State v. FlemingAnnotate this Case
251 S.E.2d 430 (1979)
296 N.C. 495
STATE of North Carolina v. Luico Carl FLEMING, Jr.
Supreme Court of North Carolina.
February 5, 1979.
*432 Rufus L. Edmisten, Atty. Gen., by Isaac T. Avery, III, Asst. Atty. Gen., Raleigh, for the State.
Edward B. Higgins, Jr., Kernersville, for defendant appellant.
Murder in the first degree is the unlawful killing of a human being with malice and with premeditation and deliberation. G.S. 14-17; State v. Lamm, 232 N.C. 402, 61 S.E.2d 188 (1950).
Murder in the second degree is the unlawful killing of a human being with malice but without premeditation and deliberation. State v. Foust, 258 N.C. 453, 128 S.E.2d 889 (1963).
Voluntary manslaughter is the unlawful killing of a human being without malice and without premeditation and deliberation. State v. Benge, 272 N.C. 261, 158 S.E.2d 70 (1967).
Involuntary manslaughter is the unlawful killing of a human being without malice, without premeditation and deliberation, and without intention to kill or inflict serious bodily injury. State v. Wrenn, 279 N.C. 676, 185 S.E.2d 129 (1971). Compare State v. Rummage, 280 N.C. 51, 185 S.E.2d 221 (1971).
The jury should be instructed on a lesser included offense when, and only when, there is evidence from which the jury could find that such included crime of lesser degree was committed. State v. Ward, 286 N.C. 304, 210 S.E.2d 407 (1974); State v. Duboise, 279 N.C. 73, 181 S.E.2d 393 (1971). "The presence of such evidence is the determinative factor." State v. Hicks, 241 N.C. 156, 84 S.E.2d 545 (1954).
Here, all of the State's evidence tends to show a killing with malice. Malice is that condition of the mind which prompts one person to take the life of another intentionally without just cause, excuse or justification. "Malice is not only hatred, ill-will, or spite, as it is ordinarily understoodto be sure that is malicebut it also means that condition of mind which prompts a person to take the life of another intentionally without just cause, excuse, or justification." State v. Moore, 275 N.C. 198, 166 S.E.2d 652 (1969). Malice is said to exist as a matter of law "whenever there has been an unlawful and intentional homicide without excuse or mitigating circumstance." State v. Baldwin, 152 N.C. 822, 68 S.E. 148 (1910). Circumstances immediately connected with the killing by defendant, the viciousness and depravity of his acts and conduct attending the killing, are evidence of malice and properly considered. State v. Faust, 254 N.C. 101, 118 S.E.2d 769, cert. denied, 368 U.S. 851, 82 S. Ct. 85, 7 L. Ed. 2d 49 (1961). A malicious killing cannot be voluntary manslaughter.
The testimony of State's witness Sharon Albright places defendant and his victim about a block away when she first saw them. She saw the man when he "went around the girl's neck"; and while the girl was fighting to get away and fell, the man straddled her and his arm was moving up and down and around "just cutting . . as if he had . . . killed a chicken." While this was transpiring, the victim held up her hands and said, "Lady, oh Lord, please help me."
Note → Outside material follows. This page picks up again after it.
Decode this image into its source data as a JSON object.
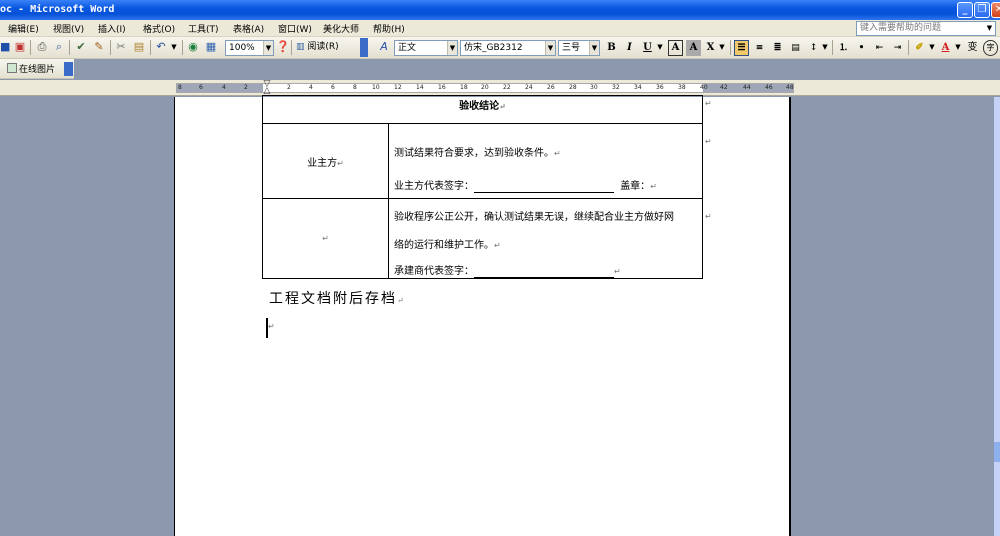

State's witness Jo Anne Carpenter testified that when Debra Jean fell defendant straddled her and stayed on top cutting her "a good five minutes." She said defendant had a knife that looked like a butcher knife.
On the other hand, defendant testified that the only reason he ran down the street after the victim was because she was naked; that he picked up the knife on impulse and had no intention of hurting her; that she stumbled and fell and when he tried to pick her up she kicked him and, having again obtained possession of the knife, tried to cut him; that he put his legs across her solely for the purpose of holding her in place and, while attempting to ward *433 off her blows, he "pushed the knife too hard and it hit her."
Clearly, defendant's evidence, taken as true, neither justifies nor requires a charge on voluntary manslaughter. It does not indicate that the killing resulted from the use of excessive force in the exercise of the right of self-defense, nor that it was the result of anger suddenly aroused by provocation which the law deems adequate to dethrone reason temporarily and to displace malice. See State v. Ward, supra. Defendant in his testimony makes no contention that he cut the deceased in the heat of passion or in self-defense. He says the cutting was not intentional. If believed, his testimony would support a finding of either (1) an accidental killing or (2) perhaps an unintentional homicide resulting from the reckless use of a deadly weapon under circumstances not evidencing a heart devoid of a sense of social duty. In the setting created by such testimony, and with credibility a matter for the jury, it was not error for the court to submit involuntary manslaughter with appropriate instructions and exclude voluntary manslaughter from the list of permissible verdicts. Defendant's first and only assignment of error is therefore overruled.
For the reasons stated the verdict and judgment must be upheld.
BROCK, J., did not participate in the consideration or decision of this case.